We conducted a 24-week, single-blind, randomized, parallel-group study in 120 overweight or obese patients (body mass index ≥27 kg/m2) with hypertension, aged 18–60 years. The primary endpoint was the change in mean 24-h systolic BP and diastolic BP from baseline to study end. Central BP, arterial stiffness, and metabolic and cardiac indices were also investigated. Patients were randomly allocated to perindopril 10 mg/day, enalapril 20 mg/day, losartan 100 mg/day or telmisartan 80 mg/day. Nonpharmacological interventions were also recommended.

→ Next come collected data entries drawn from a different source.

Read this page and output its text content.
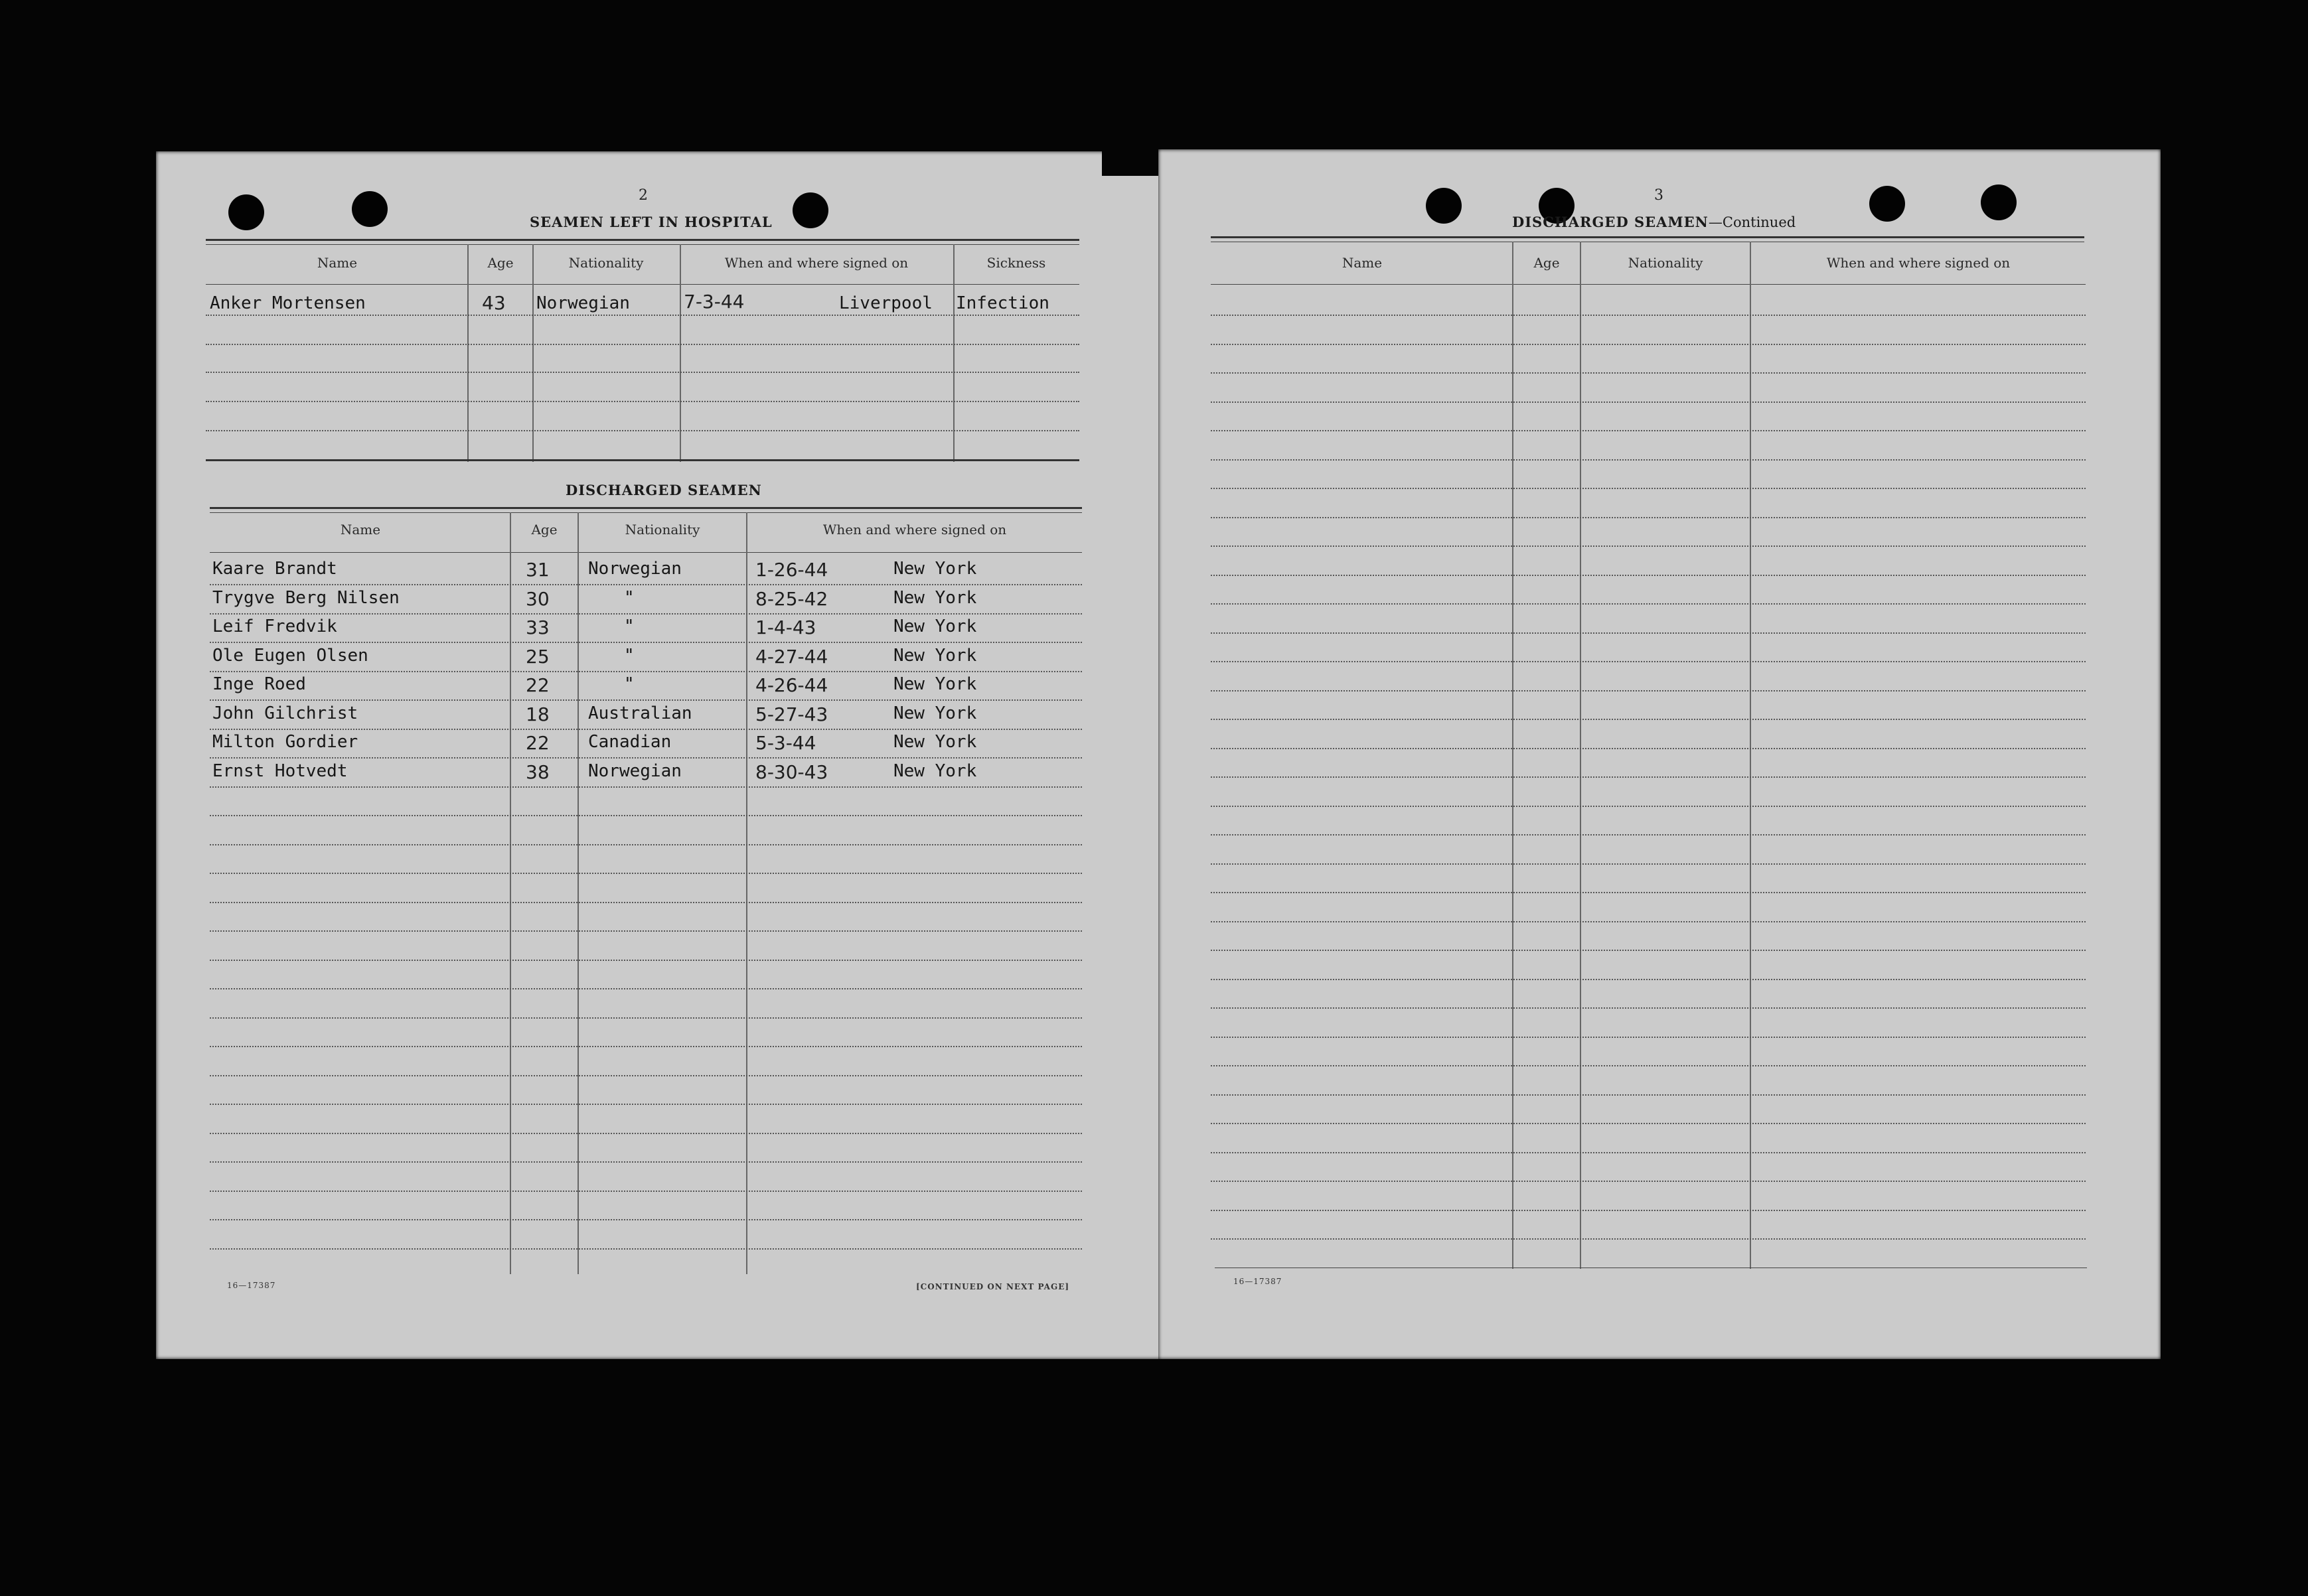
2
SEAMEN LEFT IN HOSPITAL
Name	Age	Nationality	When and where signed on	Sickness
Anker Mortensen	43 Norwegian	7-3-44	Liverpool Infection
DISCHARGED SEAMEN
Name	Age	Nationality	When and where signed on
Kaare Brandt	31 Norwegian	1-26-44	New York
Trygve Berg Nilsen	30	"	8-25-42	New York
Leif Fredvik	33	"	1-4-43	New York
Ole Eugen Olsen	25	"	4-27-44	New York
Inge Roed	22	"	4-26-44	New York
John Gilchrist	18 Australian	5-27-43	New York
Milton Gordier	22 Canadian	5-3-44	New York
Ernst Hotvedt	38 Norwegian	8-30-43	New York
16—17387	[CONTINUED ON NEXT PAGE]
3
DISCHARGED SEAMEN—Continued
Name	Age	Nationality	When and where signed on
16—17387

Reductions in mean 24-h systolic BP (and diastolic BP) were all significant (p < 0.05 versus baseline) for perindopril, enalapril, losartan and telmisartan: systolic BP −22, −11, −12 and −15 mmHg, respectively; (and diastolic BP −13, −6, −13 and −12 mmHg, respectively). Aortic elasticity improved with perindopril and telmisartan. Perindopril was associated with the greatest reductions in central aortic BP and leptin levels [30 % versus 2 %, 7 % and 14 % with enalapril, losartan and telmisartan, respectively (all p < 0.05 versus perindopril)]. Reductions in other BP, echocardiographic, metabolic and anthropometric parameters occurred with all treatments.
Full-dose RAAS inhibition, particularly with perindopril, effectively reduces BP, improves arterial structure and regulates cardiovascular risk factors in overweight or obese patients with hypertension.